Homélie du Père Augustin du 4ème dimanche de Pâques

QUATRIEME DIMANCHE DE PAQUES

Première Lecture : Actes des Apôtres : 2, 14a.36-41

Psaume : 22

Deuxième Lecture : 1 Pierre 2, 20b-25

Evangile : Jean 10, 1-10

Chers frères et sœurs,

En ce 4ème dimanche de Pâques nous célébrons Jésus comme notre Bon Berger (Pasteur) et nous méditons sur les vocations. Ce qui caractérise ces deux points et qui fait le lien entre eux, c’est le verbe ‘’appeler’’ qui traverse toutes les lectures du jour. La résurrection du Christ est un appel à la vie, le Bon Berger appelle ses brebis à la vie, la vocation est un appel de Dieu à la vie avec lui et au service du prochain.

C’est bien intéressant et curieux de noter qu’après le discours de Pierre, une question surgit de l’audience : ‘’ Frères, que devons-nous faire’’? Cette question nous renvoie à l’essentiel de notre vocation. Et la réponse de Pierre les invite à la conversion, une conversion qui fait découvrir les promesses de Dieu auxquelles nous sommes appelés. Pierre propose un baptême à tous ceux que Dieu appellera. Tout le monde en est digne. Il nous parle tout simplement de conversion, c’est-à-dire de se tourner vers Dieu. Dieu ne fait pas de différence entre les hommes. L’appel de Dieu à le suivre est une vocation qui n’est pas réservée seulement aux prêtres ni aux religieux ou religieuses mais bien à tous les hommes et à toutes les femmes de bonne volonté. La vocation est toujours une réponse confiante à un appel qui nous dépasse et que nous ne comprenons pas toujours. A un appel, il faut toujours une attitude et une réponse. Et chacun peut y répondre selon ses dispositions. Car par le baptême nous sommes tous prêtres, prophètes et rois. Veillons donc à ne pas ajouter à la crise des vocations celle du manque de l’engagement missionnaire des laïcs. Alors que beaucoup de nous préfèrent l’anonymat dans nos paroisses, Jésus nous dit qu’Il connaît chacun et chacune par son nom (et certainement aussi par le visage et la disposition du cœur). On perd donc son temps en voulant se dérober.

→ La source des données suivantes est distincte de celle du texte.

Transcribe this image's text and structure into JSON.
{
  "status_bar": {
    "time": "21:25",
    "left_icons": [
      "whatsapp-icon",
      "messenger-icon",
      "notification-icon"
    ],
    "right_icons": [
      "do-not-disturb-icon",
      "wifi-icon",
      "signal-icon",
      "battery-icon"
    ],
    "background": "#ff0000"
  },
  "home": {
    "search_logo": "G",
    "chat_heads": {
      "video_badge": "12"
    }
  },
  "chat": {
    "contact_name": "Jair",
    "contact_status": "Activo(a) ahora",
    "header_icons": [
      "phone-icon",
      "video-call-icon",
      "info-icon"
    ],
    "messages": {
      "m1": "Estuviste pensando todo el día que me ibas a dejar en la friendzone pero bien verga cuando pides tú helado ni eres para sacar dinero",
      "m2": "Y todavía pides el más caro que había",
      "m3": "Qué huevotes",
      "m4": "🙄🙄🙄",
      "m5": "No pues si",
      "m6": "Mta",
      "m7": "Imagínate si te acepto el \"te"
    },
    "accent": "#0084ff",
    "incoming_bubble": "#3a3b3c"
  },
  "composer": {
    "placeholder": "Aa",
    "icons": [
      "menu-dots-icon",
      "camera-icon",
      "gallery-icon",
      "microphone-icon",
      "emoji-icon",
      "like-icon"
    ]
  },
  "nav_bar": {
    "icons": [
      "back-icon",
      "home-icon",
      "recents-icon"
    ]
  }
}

Aujourd’hui, il nous est demandé une triple réponse :la foi, la réponse à l’appel (ou à notre vocation) et l’action qui s’en suit.

Dans l’Evangile, Jésus s’attribue toutes les qualités de Bon Berger. Il est bon, miséricordieux, plein d’attention, de bienveillance et d’empathie. Il est devant le troupeau pour prévenir toute agression des bêtes voraces. Il est la porte par laquelle il faut entrer et sortir. C’est lui le gardien, le Berger qui accompagne, qui protège et qui guide. Il veille sur ses brebis et Il veut rendre compte. Il donne en fait sa vie pour chaque brebis.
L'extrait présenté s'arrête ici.